Miss Duffy picked up a corner of the sheet and wiped the gruel from her thin lips.
“If it comes to that, Miss Mullen,” she said with some resumption of her earlier manner, “if I’m for dying I’d as soon die by myself as in company; and as for damp, I thank God this house was built by them that didn’t spare money on it, and it’s as dry this minyute as what it was forty years ago.”
“What! Do you tell me the roof’s sound?” exclaimed Charlotte with genuine interest.
“I have never examined it, Miss Mullen,” replied Julia coldly, “but it keeps the rain out, and I consider that suffeecient.”
“Oh, I’m sure there’s not a word to be said against the house,” Charlotte made hasty reparation; “but, indeed, Miss Duffy, I say—and I’ve heard more than myself say the same thing—that a delicate woman like you has no business to live alone so far from help. The poor Archdeacon frets about it, I can tell ye. I believe he thinks Father Heffernan’ll be raking ye into his fold! And I can tell ye,” concluded Charlotte, with what she felt to be a certain rough pathos, “there’s plenty in Lismoyle would be sorry to see your father’s daughter die with the wafer in her mouth!”

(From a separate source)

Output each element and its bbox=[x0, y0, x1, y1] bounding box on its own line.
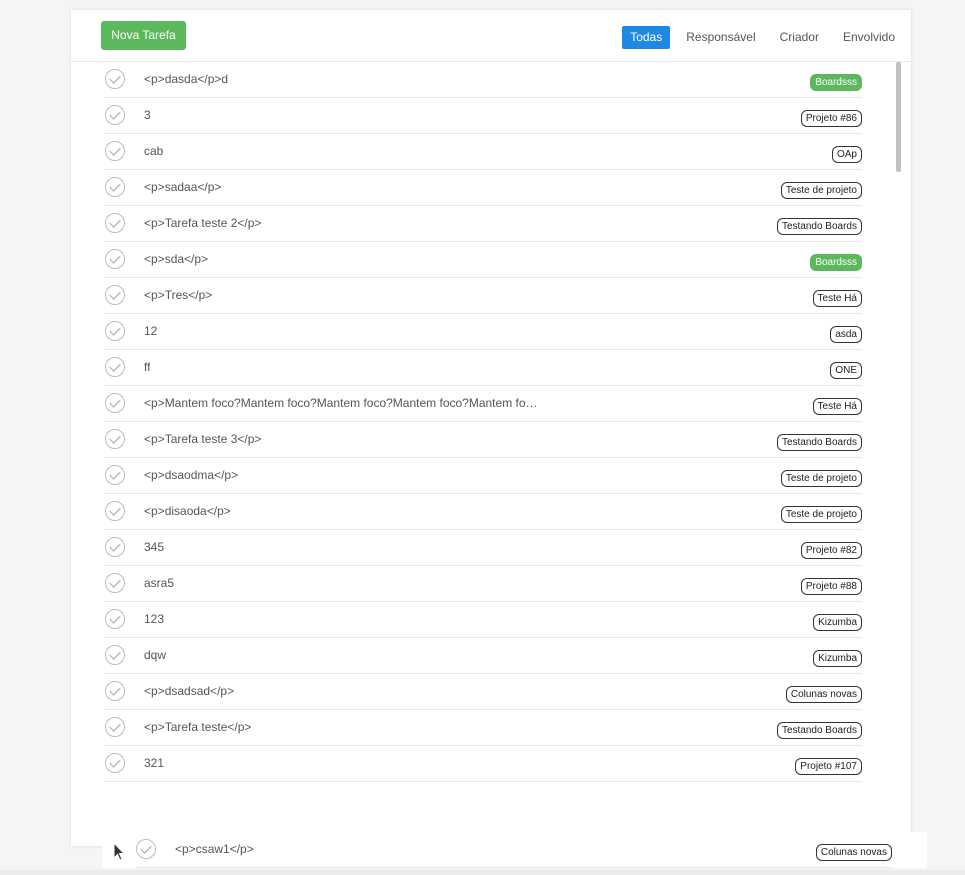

“I had no idea the people in Lismoyle were so anxious about me and my affairs,” said Miss Duffy. “They’re very kind, but I’m able to look afther my soul without their help.”
“Well, of course, everyone’s soul is their own affair; but, ye know, when no one ever sees ye in your own parish church—well, right or wrong, there are plenty of fools to gab about it.”
The dark bags of skin under Julia Duffy’s eyes became slowly red, a signal that this thrust had gone home. She did not answer, and her visitor rose, and moving towards the hermetically sealed window, looked out across the lawn over Julia’s domain. Her roundest and weightiest stone was still in her sling, while her eye ran over the grazing cattle in the fields.